Chinese Officials Burn Bibles, Close Churches in Crackdown on Christianity

Holy Bible (AFP/GREG BAKER)
AFP

The Chinese government’s campaign to “Sinicize” organized religion – to make religion completely subordinate to the Communist Party – grew more aggressive this year and featured the destruction of Bibles, crosses, and entire churches.

Religious freedom activists call it the worst crackdown on Christianity since religious freedom was nominally granted by the 1982 Chinese constitution.

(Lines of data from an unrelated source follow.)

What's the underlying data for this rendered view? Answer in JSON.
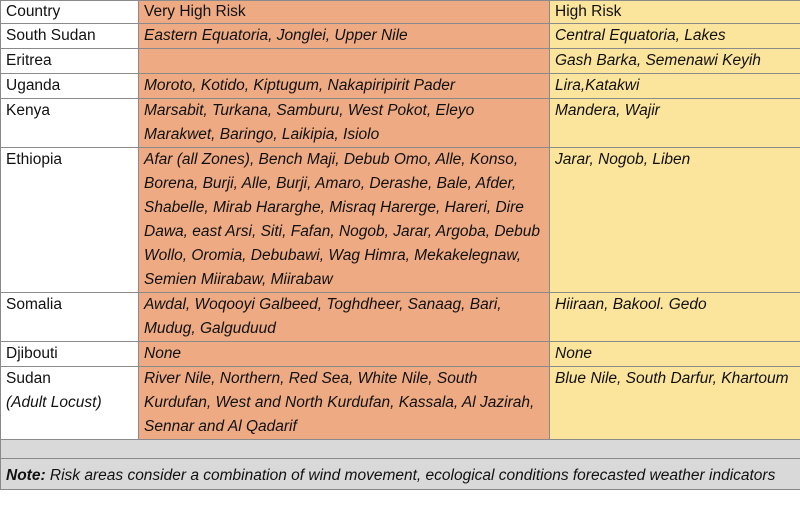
{
  "table": {
    "headers": {
      "country": "Country",
      "very_high": "Very High Risk",
      "high": "High Risk"
    },
    "rows": [
      {
        "country": "South Sudan",
        "country_sub": "",
        "very_high": "Eastern Equatoria, Jonglei, Upper Nile",
        "high": "Central Equatoria, Lakes"
      },
      {
        "country": "Eritrea",
        "country_sub": "",
        "very_high": "",
        "high": "Gash Barka, Semenawi Keyih"
      },
      {
        "country": "Uganda",
        "country_sub": "",
        "very_high": "Moroto, Kotido, Kiptugum, Nakapiripirit Pader",
        "high": "Lira,Katakwi"
      },
      {
        "country": "Kenya",
        "country_sub": "",
        "very_high": "Marsabit, Turkana, Samburu, West Pokot, Eleyo Marakwet, Baringo, Laikipia, Isiolo",
        "high": "Mandera, Wajir"
      },
      {
        "country": "Ethiopia",
        "country_sub": "",
        "very_high": "Afar (all Zones), Bench Maji, Debub Omo, Alle, Konso, Borena, Burji, Alle, Burji, Amaro, Derashe, Bale, Afder, Shabelle, Mirab Hararghe, Misraq Harerge, Hareri, Dire Dawa, east Arsi, Siti, Fafan, Nogob, Jarar, Argoba, Debub Wollo, Oromia, Debubawi, Wag Himra, Mekakelegnaw, Semien Miirabaw, Miirabaw",
        "high": "Jarar, Nogob, Liben"
      },
      {
        "country": "Somalia",
        "country_sub": "",
        "very_high": "Awdal, Woqooyi Galbeed, Toghdheer, Sanaag, Bari, Mudug, Galguduud",
        "high": "Hiiraan, Bakool. Gedo"
      },
      {
        "country": "Djibouti",
        "country_sub": "",
        "very_high": "None",
        "high": "None"
      },
      {
        "country": "Sudan",
        "country_sub": "(Adult Locust)",
        "very_high": "River Nile, Northern, Red Sea, White Nile, South Kurdufan, West and North Kurdufan, Kassala, Al Jazirah, Sennar and Al Qadarif",
        "high": " Blue Nile, South Darfur, Khartoum"
      }
    ]
  },
  "note": {
    "label": "Note:",
    "text": " Risk areas consider a combination of wind movement, ecological conditions forecasted weather indicators"
  }
}
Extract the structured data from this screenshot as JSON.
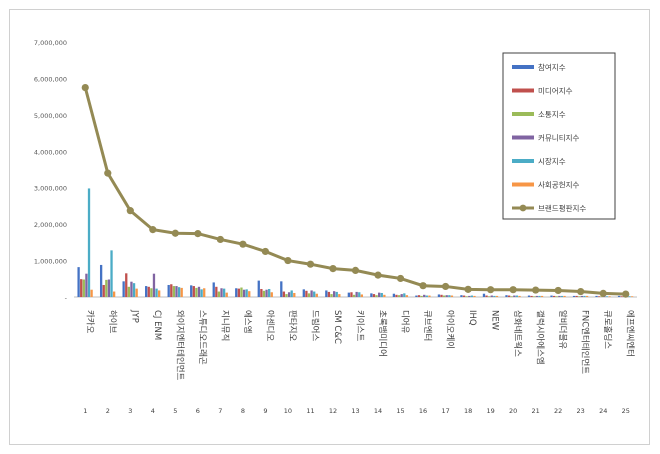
{
  "chart_data": {
    "type": "bar",
    "title": "",
    "xlabel": "",
    "ylabel": "",
    "ylim": [
      0,
      7000000
    ],
    "yticks": [
      0,
      1000000,
      2000000,
      3000000,
      4000000,
      5000000,
      6000000,
      7000000
    ],
    "ytick_labels": [
      "-",
      "1,000,000",
      "2,000,000",
      "3,000,000",
      "4,000,000",
      "5,000,000",
      "6,000,000",
      "7,000,000"
    ],
    "categories": [
      "카카오",
      "하이브",
      "JYP",
      "CJ ENM",
      "와이지엔터테인먼트",
      "스튜디오드래곤",
      "지니뮤직",
      "에스엠",
      "아센디오",
      "판타지오",
      "드림어스",
      "SM C&C",
      "키이스트",
      "초록뱀미디어",
      "디어유",
      "큐브엔터",
      "아이오케이",
      "IHQ",
      "NEW",
      "삼화네트웍스",
      "갤럭시아에스엠",
      "알비더블유",
      "FNC엔터테인먼트",
      "큐로홀딩스",
      "에프엔씨엔터"
    ],
    "rank_labels": [
      "1",
      "2",
      "3",
      "4",
      "5",
      "6",
      "7",
      "8",
      "9",
      "10",
      "11",
      "12",
      "13",
      "14",
      "15",
      "16",
      "17",
      "18",
      "19",
      "20",
      "21",
      "22",
      "23",
      "24",
      "25"
    ],
    "grid": false,
    "legend_position": "top-right",
    "series": [
      {
        "name": "참여지수",
        "kind": "bar",
        "color": "#4472c4",
        "values": [
          820000,
          880000,
          430000,
          300000,
          330000,
          320000,
          400000,
          240000,
          450000,
          430000,
          210000,
          180000,
          120000,
          100000,
          90000,
          40000,
          70000,
          50000,
          90000,
          50000,
          40000,
          40000,
          30000,
          30000,
          30000
        ]
      },
      {
        "name": "미디어지수",
        "kind": "bar",
        "color": "#c0504d",
        "values": [
          490000,
          330000,
          650000,
          280000,
          350000,
          300000,
          280000,
          230000,
          220000,
          150000,
          170000,
          140000,
          130000,
          80000,
          60000,
          50000,
          60000,
          40000,
          40000,
          40000,
          30000,
          30000,
          30000,
          20000,
          20000
        ]
      },
      {
        "name": "소통지수",
        "kind": "bar",
        "color": "#9bbb59",
        "values": [
          480000,
          470000,
          280000,
          240000,
          300000,
          250000,
          150000,
          260000,
          170000,
          80000,
          100000,
          80000,
          60000,
          50000,
          50000,
          30000,
          40000,
          20000,
          20000,
          20000,
          20000,
          20000,
          20000,
          20000,
          20000
        ]
      },
      {
        "name": "커뮤니티지수",
        "kind": "bar",
        "color": "#8064a2",
        "values": [
          640000,
          480000,
          420000,
          640000,
          300000,
          280000,
          240000,
          200000,
          200000,
          130000,
          180000,
          160000,
          140000,
          120000,
          80000,
          60000,
          50000,
          30000,
          40000,
          40000,
          30000,
          30000,
          30000,
          20000,
          20000
        ]
      },
      {
        "name": "시장지수",
        "kind": "bar",
        "color": "#4bacc6",
        "values": [
          2980000,
          1280000,
          380000,
          230000,
          270000,
          210000,
          230000,
          210000,
          220000,
          180000,
          150000,
          140000,
          130000,
          110000,
          100000,
          40000,
          50000,
          40000,
          30000,
          40000,
          30000,
          30000,
          30000,
          20000,
          20000
        ]
      },
      {
        "name": "사회공헌지수",
        "kind": "bar",
        "color": "#f79646",
        "values": [
          200000,
          150000,
          230000,
          180000,
          250000,
          240000,
          120000,
          160000,
          130000,
          110000,
          90000,
          80000,
          70000,
          60000,
          50000,
          40000,
          40000,
          30000,
          30000,
          30000,
          30000,
          30000,
          30000,
          20000,
          20000
        ]
      },
      {
        "name": "브랜드평판지수",
        "kind": "line",
        "color": "#948a54",
        "values": [
          5750000,
          3400000,
          2370000,
          1850000,
          1750000,
          1740000,
          1580000,
          1450000,
          1250000,
          1000000,
          900000,
          780000,
          730000,
          600000,
          510000,
          310000,
          290000,
          210000,
          200000,
          200000,
          190000,
          180000,
          150000,
          100000,
          80000
        ]
      }
    ]
  }
}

A Fox News report on Monday linked the crackdown with Communist Party leader Xi Jinping’s ascension to dictatorial power and the fulfillment of worst-case fears expressed by underground Christian leaders when Beijing began using government-controlled churches to co-opt the religion:

Activists reportedly filmed footage of what appeared to be piles of burning bibles and forms declaring that the signatories had rejected their faith. The authorities allegedly forced the believers to sign the forms or risk being expelled from school or losing welfare benefits.

A Christian Pastor in the Henan city of Nanyang, whose name was identified out of fear of retaliation by the authorities, reportedly confirmed that crosses, bibles, and furniture were burned during a raid on his church on Sept. 5.

He added that local authorities were in discussions with the church about reforming it, but no agreement had been reached.

The pastor referenced in the Fox report, Shen Xianfeng, wrote that Chinese officials have “assaulted” churches with every bureaucratic weapon at their disposal:

All kinds of official forces, from public security, armed police units, high ranking officers or low rank ones from the levels of province, county, and village all came out to threaten, to detain, to tear down, and to seal house churches’ doors and to hit, break, and rob, [using] all kinds of means to repeat what happened during ‘the Cultural Revolution.’ What they did was totally not based on the law, and it was improper and unreasonable. They acted in direct opposition to righteous and moral principles.

My heart is aching, and I am sad. I am crying out loud. What I cannot figure out day and night is this: do these governing authorities really want to have the war be interior and exterior? To fight the exterior trade war with the U.S.A. and to fight the interior war with vulnerable and kind Christians? What are they thinking about? What is their purpose?

“The international community should be alarmed and outraged for this blatant violation of freedom of religion and belief,” declared Bob Fu of China Aid, which published Pastor Shen Xianfeng’s letter and documented numerous incidents of the oppressive behavior he cited.

The Fox report linked Beijing’s crackdown on Christianity with its industrial-scale oppression of the Uighur Muslims of Xinjiang province. The Chinese government has also taken disturbing actions against its other large Muslim population, the much less restless, ethnically Chinese Hui Muslims of Ningxia.

Xi has described organized religion as a nefarious “foreign influence” that can only be safely assimilated into Chinese society by giving it “Chinese characteristics,” by which he means decisively placing it under the control of the Chinese government and mixing state propaganda into religious services.

The reason Chinese officials are burning Bibles (and deleting Bible downloads from the Chinese internet) is that only the government-approved version of the Bible is allowed. In one of the more grotesque abuses of the “Sinicization” program, images of Jesus have been replaced with photos of Xi. In August, Chinese police raided a Christian summer camp, sent the two parish priests who organized the event packing, and replaced them with “state-approved priests.”

Municipal officials in Beijing shut down one of the largest underground churches in the country, the Protestant Zion church. The church’s books and publications were confiscated as “illegal promotional material.” Worshipers were provided with a list of state-controlled churches they could attend instead.

The Zion church made the news in April by rejecting government demands to install closed-circuit cameras throughout its headquarters so its activities could be monitored by the authorities.

Zion Pastor Jin Mingri said surrendering to the Communist Party’s oppressive demands would be a betrayal of his faith: “I fear that there is no way to resolve this issue with the authorities. On this land, the only one we can trust in his God.”

“Only Sinicized churches can obtain God’s love,” China’s religious affairs department insisted in an April publication. Voice of America News charted the agency’s publication of “Regulations for Religious Affairs” as the beginning of the intense crackdown on Christianity:

Hundreds of family churches in Henan have reportedly been shut down since February when authorities became aggressive in implementing the newly-enacted Regulations for Religious Affairs. Family churches, also known as house churches, are independent of the state-sanctioned religious organizations.

“This is a provincial crackdown. In addition to the removal of church crosses, [Henan authorities] plan to merge many local Christian churches. Some local priests told me that up to two-thirds of churches there may be closed down,” Liu said.

Similar raids were conducted recently on Christian churches in Guangdong and Heilongjiang provinces.

Some observers see China’s oppression of Tibetan Buddhists as the beginning of an inevitable crackdown on all religions, a warning sign that should not have been ignored. VOA noted that Beijing is still pushing the Tibetan Buddhists around, most recently with a three-day training course in June intended to “strengthen their political beliefs” by teaching them to embrace “socialism with Chinese characteristics.”